MongoDB as a log storage. Choosing shard key

loggingmongodbmulti-tenantsharding

I'm designing a log storage system based on MongoDB.
I want to shard a log collection to increase ingestion and capacity (distribute writes to several machines) while allow fast search.
I should be able to increase ingestion by adding more nodes to the cluster.

My collection has following fields:

Subsystem – string, name of the application. E.g: "SystemA", "SystemB". ~ 100 unique values.

Tenant – string, the name of the deployment. It's used to separate logs from different application deployments / environments. E.g: "South TEST", "North DEV", "South PROD", "North PROD". ~ 20 unique values.

Date – timestamp.

User – string.

SessionId – guid, logically groups several related log records.

Data – BLOB, contains zipped data. Average size = 2Kb, maximum = 8Mb.

Context – array of key/value pairs. Both key and value are strings. It's used to store additional metadata associated with event.

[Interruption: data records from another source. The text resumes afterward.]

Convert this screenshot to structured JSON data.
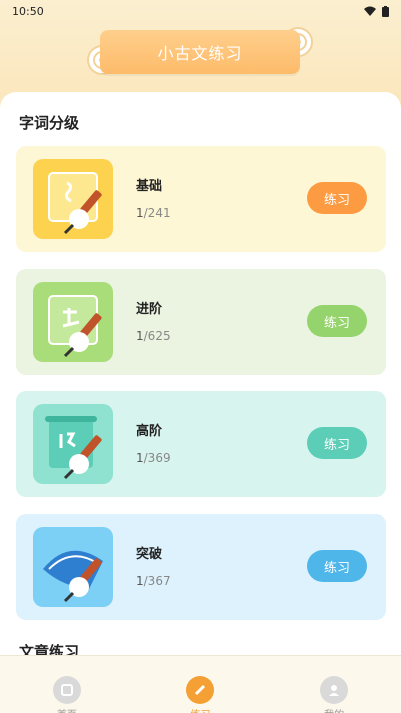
{
  "status": {
    "time": "10:50"
  },
  "header": {
    "title": "小古文练习"
  },
  "sections": [
    {
      "title": "字词分级"
    },
    {
      "title": "文章练习"
    }
  ],
  "levels": [
    {
      "name": "基础",
      "current": "1",
      "total": "/241",
      "button": "练习",
      "bg": "#fdf7d6",
      "btn_color": "#fd9b42",
      "icon_bg": "#fcd24e"
    },
    {
      "name": "进阶",
      "current": "1",
      "total": "/625",
      "button": "练习",
      "bg": "#eaf4e0",
      "btn_color": "#95d36c",
      "icon_bg": "#a9dd7a"
    },
    {
      "name": "高阶",
      "current": "1",
      "total": "/369",
      "button": "练习",
      "bg": "#d8f4ee",
      "btn_color": "#5ccdb6",
      "icon_bg": "#8ee2cf"
    },
    {
      "name": "突破",
      "current": "1",
      "total": "/367",
      "button": "练习",
      "bg": "#ddf2fd",
      "btn_color": "#4fb6ea",
      "icon_bg": "#7dd0f5"
    }
  ],
  "tabs": [
    {
      "label": "首页",
      "icon": "home-icon"
    },
    {
      "label": "练习",
      "icon": "brush-icon"
    },
    {
      "label": "我的",
      "icon": "profile-icon"
    }
  ],
  "colors": {
    "accent": "#f4a035",
    "banner": "#fdbb6a"
  }
}
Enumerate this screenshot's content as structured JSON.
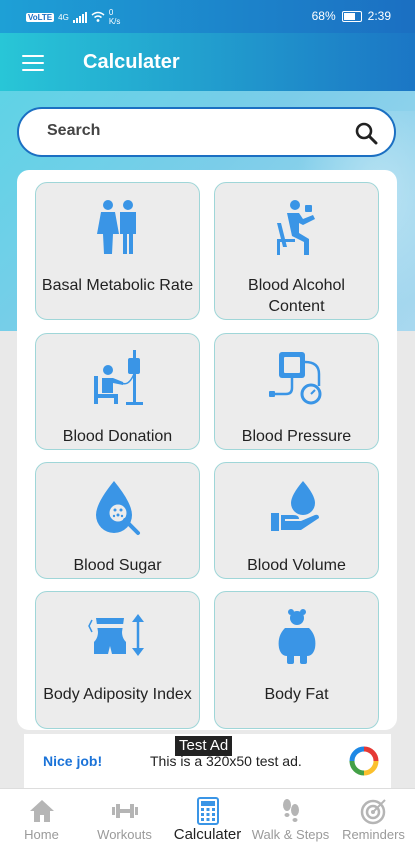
{
  "status_bar": {
    "network": "VoLTE",
    "signal_label": "4G",
    "speed_value": "0",
    "speed_unit": "K/s",
    "battery": "68%",
    "time": "2:39"
  },
  "app_bar": {
    "title": "Calculater"
  },
  "search": {
    "placeholder": "Search"
  },
  "calculators": [
    {
      "label": "Basal Metabolic Rate",
      "icon": "couple-icon"
    },
    {
      "label": "Blood Alcohol Content",
      "icon": "drinking-person-icon"
    },
    {
      "label": "Blood Donation",
      "icon": "blood-donation-icon"
    },
    {
      "label": "Blood Pressure",
      "icon": "blood-pressure-monitor-icon"
    },
    {
      "label": "Blood Sugar",
      "icon": "blood-sugar-drop-icon"
    },
    {
      "label": "Blood Volume",
      "icon": "hand-drop-icon"
    },
    {
      "label": "Body Adiposity Index",
      "icon": "waist-measure-icon"
    },
    {
      "label": "Body Fat",
      "icon": "body-fat-icon"
    }
  ],
  "ad": {
    "badge": "Test Ad",
    "nice": "Nice job!",
    "text": "This is a 320x50 test ad."
  },
  "bottom_nav": [
    {
      "label": "Home",
      "icon": "home-icon",
      "active": false
    },
    {
      "label": "Workouts",
      "icon": "dumbbell-icon",
      "active": false
    },
    {
      "label": "Calculater",
      "icon": "calculator-icon",
      "active": true
    },
    {
      "label": "Walk & Steps",
      "icon": "footsteps-icon",
      "active": false
    },
    {
      "label": "Reminders",
      "icon": "target-icon",
      "active": false
    }
  ],
  "colors": {
    "accent": "#3a95e6",
    "app_bar_start": "#28c6d7",
    "app_bar_end": "#1b76c5",
    "nav_active": "#3a95e6",
    "nav_inactive": "#b5b5b5"
  }
}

The search could be performed by any combination of fields Subsystem, Date, User and Context.
Tenant almost always will be specified.

The question is – what shard key and sharding strategy will be better in that case?

My suggestions:

The simplest case is to shard by Tenant, but it will cause highly uneven data distribution, because PROD environments generates much more logs than DEV.

"Tenant + Subsystem" seems to be better but still there are subsystems that generates much more logs than other subsystems.
And also subsystem is not mandatory – user can omit subsystem during search and search query will be broadcasted.

"SessionId" will cause even data distribution but search requests will be broadcasted to all nodes.

Best Answer

For even write distribution, the SessionId looks like a much better idea (Or a hashed index on other fileds). Proper indexing should solve queries then.

The other two options have very low cardinality (and therefore very large chunks).